During the first Covid-19 pandemic lockdown in 2020, alcohol sales jumped 26.5%. Australians started drinking daily as a way to cope with the uncertainty of a worldwide health crisis.

However, even outside of the first lockdown, alcohol has always been a part of Australian culture (like most parts of the western world). Those who dare not to drink as treated as “others” in social environments and constantly asked, “why are you sober?”

“Probably one of the biggest disincentives for people drinking less is the idea of being perceived in a certain way by friends and family. No one wants to be labelled the person that’s not fun, that you’re somehow a killjoy. It’s also how drinking becomes the foundation for many of our relationships. When people start dating, when they make friends, often drinking is part of how those bonds are forged, so not drinking viewed as opting out of that shared experience. It is quite hard to resist that without feeling like you become the outlier in the group, which nobody wants to be. It’s not an alcohol thing; any situation where everybody is participating on something, and you are the person who is not, is othering. But drinking is one version of this that comes up all the time. So, there is a huge amount of pressure to conform.”

However, some people are starting to break away from this classic social mould. After lockdown, the sale of low alcohol and no alcohol options skyrocketed. This breakaway from drinking culture is known as the sober curious movement, a shift towards better health and wellbeing. The central tenant of this – you do not need to be an alcoholic to have a destructive relationship with drinking.

It doesn’t mean it has to be all or nothing. Completely cutting out alcohol of your life may not be the goal. The sober curious movement is about being more mindful of your drinking habits and being aware of the benefits on cutting back.

This is not a new movement. However, it is going popularity in Australia, especially in Sydney were lock out laws diminished interest in late night antics. Even with the removal of this legislation, late night partying has never fully returned to its once popular status.

Lockdown has given the sober movement even more momentum. Rachel says, “It’s a very different psychological climate to the last lockdown, where there was this real doomsday uncertainty culture. None of us knew what was going to happen, so our responses to that situation were heavily fear based. People got into the habit of saying, ‘Stuff it, I’ll do whatever. Let’s through caution to the wind.’ This time, I think people feel more angry than fearful, which means they are more energised to retain more control over their choices. A lot of my clients are most concerned about not coming out of lockdown feeling terrible like last time, and for most of them that was driven by poor diet and alcohol intake.”
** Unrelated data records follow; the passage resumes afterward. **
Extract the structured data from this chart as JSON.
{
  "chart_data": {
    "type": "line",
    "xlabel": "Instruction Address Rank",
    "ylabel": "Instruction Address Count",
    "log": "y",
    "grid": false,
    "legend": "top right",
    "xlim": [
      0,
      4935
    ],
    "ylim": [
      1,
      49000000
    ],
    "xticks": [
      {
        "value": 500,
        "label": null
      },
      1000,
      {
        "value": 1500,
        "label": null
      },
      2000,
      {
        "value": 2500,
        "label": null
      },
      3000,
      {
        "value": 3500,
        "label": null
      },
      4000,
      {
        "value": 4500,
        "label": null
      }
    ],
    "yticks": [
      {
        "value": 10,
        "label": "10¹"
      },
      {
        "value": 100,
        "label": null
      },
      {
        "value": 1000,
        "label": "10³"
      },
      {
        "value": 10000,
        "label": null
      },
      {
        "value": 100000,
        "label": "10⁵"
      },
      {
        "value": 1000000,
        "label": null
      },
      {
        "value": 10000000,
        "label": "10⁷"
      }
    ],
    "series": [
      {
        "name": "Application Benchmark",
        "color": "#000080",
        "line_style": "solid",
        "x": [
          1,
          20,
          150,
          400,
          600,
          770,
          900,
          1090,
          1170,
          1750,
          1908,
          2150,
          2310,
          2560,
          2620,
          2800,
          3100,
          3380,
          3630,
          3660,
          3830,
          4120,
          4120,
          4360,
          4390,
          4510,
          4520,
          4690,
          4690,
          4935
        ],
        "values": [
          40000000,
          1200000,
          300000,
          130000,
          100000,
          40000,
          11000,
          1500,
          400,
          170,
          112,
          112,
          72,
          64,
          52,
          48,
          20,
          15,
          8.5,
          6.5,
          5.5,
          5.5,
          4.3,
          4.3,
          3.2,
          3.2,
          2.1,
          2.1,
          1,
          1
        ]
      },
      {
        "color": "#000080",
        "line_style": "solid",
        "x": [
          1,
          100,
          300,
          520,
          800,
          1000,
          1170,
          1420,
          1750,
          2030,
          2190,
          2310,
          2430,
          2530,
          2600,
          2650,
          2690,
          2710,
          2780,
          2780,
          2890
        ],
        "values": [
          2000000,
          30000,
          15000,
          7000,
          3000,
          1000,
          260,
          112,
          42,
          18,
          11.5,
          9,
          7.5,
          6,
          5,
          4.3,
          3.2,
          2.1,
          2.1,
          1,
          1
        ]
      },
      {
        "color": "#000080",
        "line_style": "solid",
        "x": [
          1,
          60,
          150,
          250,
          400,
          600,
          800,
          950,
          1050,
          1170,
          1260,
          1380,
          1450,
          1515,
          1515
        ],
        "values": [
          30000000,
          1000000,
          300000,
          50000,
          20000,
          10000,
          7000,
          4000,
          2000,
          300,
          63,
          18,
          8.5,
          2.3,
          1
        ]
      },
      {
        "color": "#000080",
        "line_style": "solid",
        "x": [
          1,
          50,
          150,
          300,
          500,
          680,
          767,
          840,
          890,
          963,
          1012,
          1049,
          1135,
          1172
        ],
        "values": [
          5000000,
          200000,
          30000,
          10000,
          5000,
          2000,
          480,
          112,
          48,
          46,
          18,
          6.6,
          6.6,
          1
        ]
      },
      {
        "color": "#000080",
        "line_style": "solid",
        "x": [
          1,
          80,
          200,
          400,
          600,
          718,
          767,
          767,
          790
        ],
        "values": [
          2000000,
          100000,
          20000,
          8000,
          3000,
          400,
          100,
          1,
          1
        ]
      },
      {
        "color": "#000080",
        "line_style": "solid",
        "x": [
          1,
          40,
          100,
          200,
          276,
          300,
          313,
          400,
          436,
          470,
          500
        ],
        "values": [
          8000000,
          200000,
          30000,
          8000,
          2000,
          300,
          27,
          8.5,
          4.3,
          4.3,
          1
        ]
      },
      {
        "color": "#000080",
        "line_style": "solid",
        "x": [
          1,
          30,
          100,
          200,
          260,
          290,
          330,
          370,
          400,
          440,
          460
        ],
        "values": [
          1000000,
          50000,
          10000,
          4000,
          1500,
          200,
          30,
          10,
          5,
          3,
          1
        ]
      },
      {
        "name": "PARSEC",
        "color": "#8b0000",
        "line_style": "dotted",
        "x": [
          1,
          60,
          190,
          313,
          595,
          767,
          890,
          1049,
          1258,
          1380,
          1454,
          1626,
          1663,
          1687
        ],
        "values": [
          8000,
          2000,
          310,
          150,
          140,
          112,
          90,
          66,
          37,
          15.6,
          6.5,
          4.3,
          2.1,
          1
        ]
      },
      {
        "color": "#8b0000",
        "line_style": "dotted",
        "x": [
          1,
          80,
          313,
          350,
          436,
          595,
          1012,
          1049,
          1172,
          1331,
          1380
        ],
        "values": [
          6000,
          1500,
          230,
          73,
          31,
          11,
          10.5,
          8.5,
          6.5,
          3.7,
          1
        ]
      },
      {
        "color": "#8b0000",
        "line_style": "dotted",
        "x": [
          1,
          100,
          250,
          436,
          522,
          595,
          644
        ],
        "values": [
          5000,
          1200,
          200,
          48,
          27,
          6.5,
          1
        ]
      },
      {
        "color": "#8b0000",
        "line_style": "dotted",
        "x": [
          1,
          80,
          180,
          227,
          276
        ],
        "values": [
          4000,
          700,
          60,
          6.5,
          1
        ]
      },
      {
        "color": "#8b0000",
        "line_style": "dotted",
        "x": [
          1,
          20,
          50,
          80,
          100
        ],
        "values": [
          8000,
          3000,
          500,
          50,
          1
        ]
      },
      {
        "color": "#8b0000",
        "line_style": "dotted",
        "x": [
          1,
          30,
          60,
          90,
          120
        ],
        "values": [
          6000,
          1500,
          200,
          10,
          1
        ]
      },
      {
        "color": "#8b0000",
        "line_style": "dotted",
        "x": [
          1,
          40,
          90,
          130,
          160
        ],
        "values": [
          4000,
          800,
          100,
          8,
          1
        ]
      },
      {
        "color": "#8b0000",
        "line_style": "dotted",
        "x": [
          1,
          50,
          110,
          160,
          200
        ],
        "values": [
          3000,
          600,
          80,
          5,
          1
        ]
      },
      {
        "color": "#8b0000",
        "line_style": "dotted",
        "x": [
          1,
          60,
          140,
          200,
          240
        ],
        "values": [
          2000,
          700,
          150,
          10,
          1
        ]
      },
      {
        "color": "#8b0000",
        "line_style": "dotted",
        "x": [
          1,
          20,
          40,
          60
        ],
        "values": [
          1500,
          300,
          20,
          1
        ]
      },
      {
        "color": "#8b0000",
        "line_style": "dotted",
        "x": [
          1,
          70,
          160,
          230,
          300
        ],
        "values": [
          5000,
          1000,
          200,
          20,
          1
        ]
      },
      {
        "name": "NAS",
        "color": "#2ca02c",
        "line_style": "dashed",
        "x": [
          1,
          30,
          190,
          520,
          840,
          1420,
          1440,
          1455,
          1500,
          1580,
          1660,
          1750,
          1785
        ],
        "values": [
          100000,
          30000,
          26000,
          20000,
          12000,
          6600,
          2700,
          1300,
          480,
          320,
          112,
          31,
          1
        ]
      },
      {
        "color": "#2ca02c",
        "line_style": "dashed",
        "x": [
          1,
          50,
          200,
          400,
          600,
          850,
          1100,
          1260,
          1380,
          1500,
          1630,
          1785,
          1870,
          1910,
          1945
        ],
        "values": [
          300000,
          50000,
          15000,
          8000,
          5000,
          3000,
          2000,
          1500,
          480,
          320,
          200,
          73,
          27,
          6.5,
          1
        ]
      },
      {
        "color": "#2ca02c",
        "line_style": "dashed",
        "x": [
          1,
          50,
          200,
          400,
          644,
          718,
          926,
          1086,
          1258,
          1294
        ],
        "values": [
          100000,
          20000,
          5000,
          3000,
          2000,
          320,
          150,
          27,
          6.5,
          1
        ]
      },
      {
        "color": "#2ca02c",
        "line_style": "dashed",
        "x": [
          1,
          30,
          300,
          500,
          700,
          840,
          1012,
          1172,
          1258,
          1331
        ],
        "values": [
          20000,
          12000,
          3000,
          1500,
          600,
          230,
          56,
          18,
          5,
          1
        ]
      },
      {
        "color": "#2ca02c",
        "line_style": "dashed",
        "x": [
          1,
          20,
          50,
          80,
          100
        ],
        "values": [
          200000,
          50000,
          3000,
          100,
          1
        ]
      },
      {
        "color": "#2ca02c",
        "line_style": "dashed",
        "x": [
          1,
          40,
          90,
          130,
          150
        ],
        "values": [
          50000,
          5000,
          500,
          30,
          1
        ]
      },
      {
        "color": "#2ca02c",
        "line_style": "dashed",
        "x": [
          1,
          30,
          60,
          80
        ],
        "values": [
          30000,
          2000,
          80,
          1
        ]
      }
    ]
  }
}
You may be thinking this is the end of the alcohol industry, but many industrial and boutique distilleries at looking at making zero alcohol options, which could be an amazingly profitable opportunity for businesses. For example, in 2020 Seadrift opened its door, the first non-alcohol dedicated distillery in Australia. And they’re not the only ones. With more and more options entering mainstream stores, this is showing Australia that sobriety is no longer an odd choice for people but a socially expected practice that many are taking up.